The Smokey City - Pittsburgh in 1945
The city of Pittsburgh at 9 o'clock in the morning on a winter day in 1945. The streets appear dark, as if it was evening. This is the result of the thick haze of smoke and smog that for over a century was a fact of life in Pittsburgh. The steel mills, iron and glass works, as well as numerous other nearby factories, continually discharged their acrid soot into the air. When the winds died down, the smoke inundated the city, blocking out the sun.
Buildings that once gleamed with their bright new facades soon became covered in soot. Their dirty appearance, along with the hazy atmosphere and rampant river pollution was well-known around the nation, and Pittsburgh was named the "Smokey City." In the 1940s, the city suffered as a result, and was not considered a desirable place to live. Some refered to it as "hell with the lid off."
After World War II, determined efforts were made to clean up the atmosphere and transform the image of the city. Smoke control and environmental legislation was passed, which greatly reduced the amount of industrial waste in the air and water. The city then embarked on a twenty year redevelopment effort, which introduced many new buildings, infracstructure and transportation improvements. Several historic downtown buildings were sandblasted to remove decades of grime and restore their original appearance.

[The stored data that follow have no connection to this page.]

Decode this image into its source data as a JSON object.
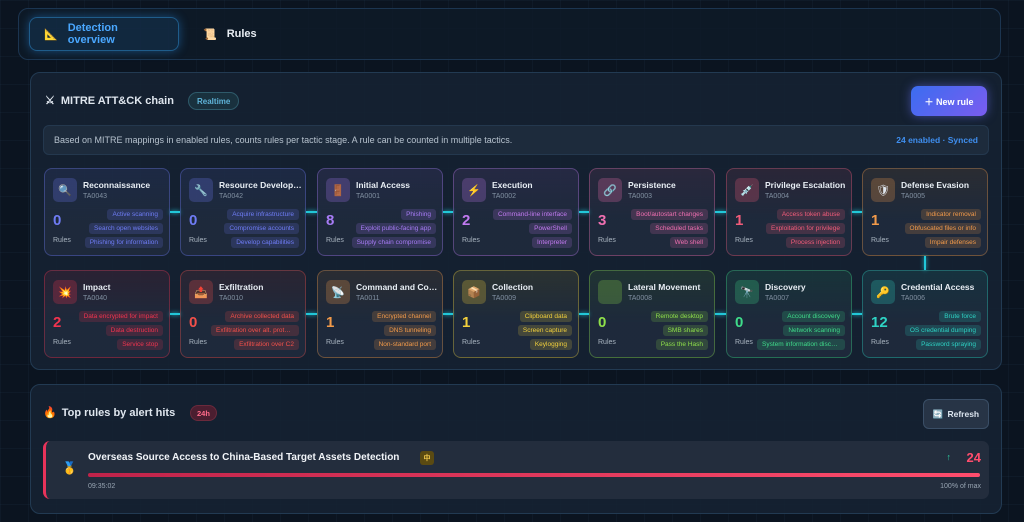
{
  "tabs": [
    {
      "label": "Detection overview",
      "icon": "chart-icon"
    },
    {
      "label": "Rules",
      "icon": "book-icon"
    }
  ],
  "chain": {
    "title": "MITRE ATT&CK chain",
    "badge": "Realtime",
    "new_rule_label": "New rule",
    "info_text": "Based on MITRE mappings in enabled rules, counts rules per tactic stage. A rule can be counted in multiple tactics.",
    "status": "24 enabled · Synced",
    "rules_label": "Rules",
    "tactics": [
      {
        "name": "Reconnaissance",
        "id": "TA0043",
        "count": "0",
        "icon": "magnifier-icon",
        "glyph": "🔍",
        "color": "#6f7cf5",
        "tags": [
          "Active scanning",
          "Search open websites",
          "Phishing for information"
        ]
      },
      {
        "name": "Resource Development",
        "id": "TA0042",
        "count": "0",
        "icon": "wrench-icon",
        "glyph": "🔧",
        "color": "#6f7cf5",
        "tags": [
          "Acquire infrastructure",
          "Compromise accounts",
          "Develop capabilities"
        ]
      },
      {
        "name": "Initial Access",
        "id": "TA0001",
        "count": "8",
        "icon": "door-icon",
        "glyph": "🚪",
        "color": "#a77bf5",
        "tags": [
          "Phishing",
          "Exploit public-facing app",
          "Supply chain compromise"
        ]
      },
      {
        "name": "Execution",
        "id": "TA0002",
        "count": "2",
        "icon": "lightning-icon",
        "glyph": "⚡",
        "color": "#c17af0",
        "tags": [
          "Command-line interface",
          "PowerShell",
          "Interpreter"
        ]
      },
      {
        "name": "Persistence",
        "id": "TA0003",
        "count": "3",
        "icon": "link-icon",
        "glyph": "🔗",
        "color": "#ef6fb0",
        "tags": [
          "Boot/autostart changes",
          "Scheduled tasks",
          "Web shell"
        ]
      },
      {
        "name": "Privilege Escalation",
        "id": "TA0004",
        "count": "1",
        "icon": "syringe-icon",
        "glyph": "💉",
        "color": "#f25c7a",
        "tags": [
          "Access token abuse",
          "Exploitation for privilege",
          "Process injection"
        ]
      },
      {
        "name": "Defense Evasion",
        "id": "TA0005",
        "count": "1",
        "icon": "shield-icon",
        "glyph": "🛡",
        "color": "#f29a4a",
        "tags": [
          "Indicator removal",
          "Obfuscated files or info",
          "Impair defenses"
        ]
      },
      {
        "name": "Impact",
        "id": "TA0040",
        "count": "2",
        "icon": "explosion-icon",
        "glyph": "💥",
        "color": "#f0344f",
        "tags": [
          "Data encrypted for impact",
          "Data destruction",
          "Service stop"
        ]
      },
      {
        "name": "Exfiltration",
        "id": "TA0010",
        "count": "0",
        "icon": "outbox-icon",
        "glyph": "📤",
        "color": "#f2504a",
        "tags": [
          "Archive collected data",
          "Exfiltration over alt. protocol",
          "Exfiltration over C2"
        ]
      },
      {
        "name": "Command and Control",
        "id": "TA0011",
        "count": "1",
        "icon": "satellite-icon",
        "glyph": "📡",
        "color": "#f29a4a",
        "tags": [
          "Encrypted channel",
          "DNS tunneling",
          "Non-standard port"
        ]
      },
      {
        "name": "Collection",
        "id": "TA0009",
        "count": "1",
        "icon": "package-icon",
        "glyph": "📦",
        "color": "#f2d03c",
        "tags": [
          "Clipboard data",
          "Screen capture",
          "Keylogging"
        ]
      },
      {
        "name": "Lateral Movement",
        "id": "TA0008",
        "count": "0",
        "icon": "arrows-icon",
        "glyph": "",
        "color": "#8fe04a",
        "tags": [
          "Remote desktop",
          "SMB shares",
          "Pass the Hash"
        ]
      },
      {
        "name": "Discovery",
        "id": "TA0007",
        "count": "0",
        "icon": "telescope-icon",
        "glyph": "🔭",
        "color": "#3fdc8a",
        "tags": [
          "Account discovery",
          "Network scanning",
          "System information discovery"
        ]
      },
      {
        "name": "Credential Access",
        "id": "TA0006",
        "count": "12",
        "icon": "key-icon",
        "glyph": "🔑",
        "color": "#2ed3c4",
        "tags": [
          "Brute force",
          "OS credential dumping",
          "Password spraying"
        ]
      }
    ]
  },
  "top_rules": {
    "title": "Top rules by alert hits",
    "badge": "24h",
    "refresh_label": "Refresh",
    "rules": [
      {
        "name": "Overseas Source Access to China-Based Target Assets Detection",
        "severity": "中",
        "time": "09:35:02",
        "count": "24",
        "pct_text": "100% of max",
        "pct": 1.0,
        "trend": "↑"
      }
    ]
  },
  "colors": {
    "accent": "#4aa8ff",
    "connector": "#22c7d8",
    "danger": "#ff4d6d"
  }
}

This effort, known as Renaissance I, officially ended in 1974. By then, the city's image was no longer one of dirt, smoke and pollution. It had been transformed into one of gleaming skyscrapers, tree-lined plazas, blue skies and clean waterways. The beauty of the city gained worldwide attention, and ever since, Pittsburgh has been ranked as one of the most favorable places to live, gaining the top spot several times.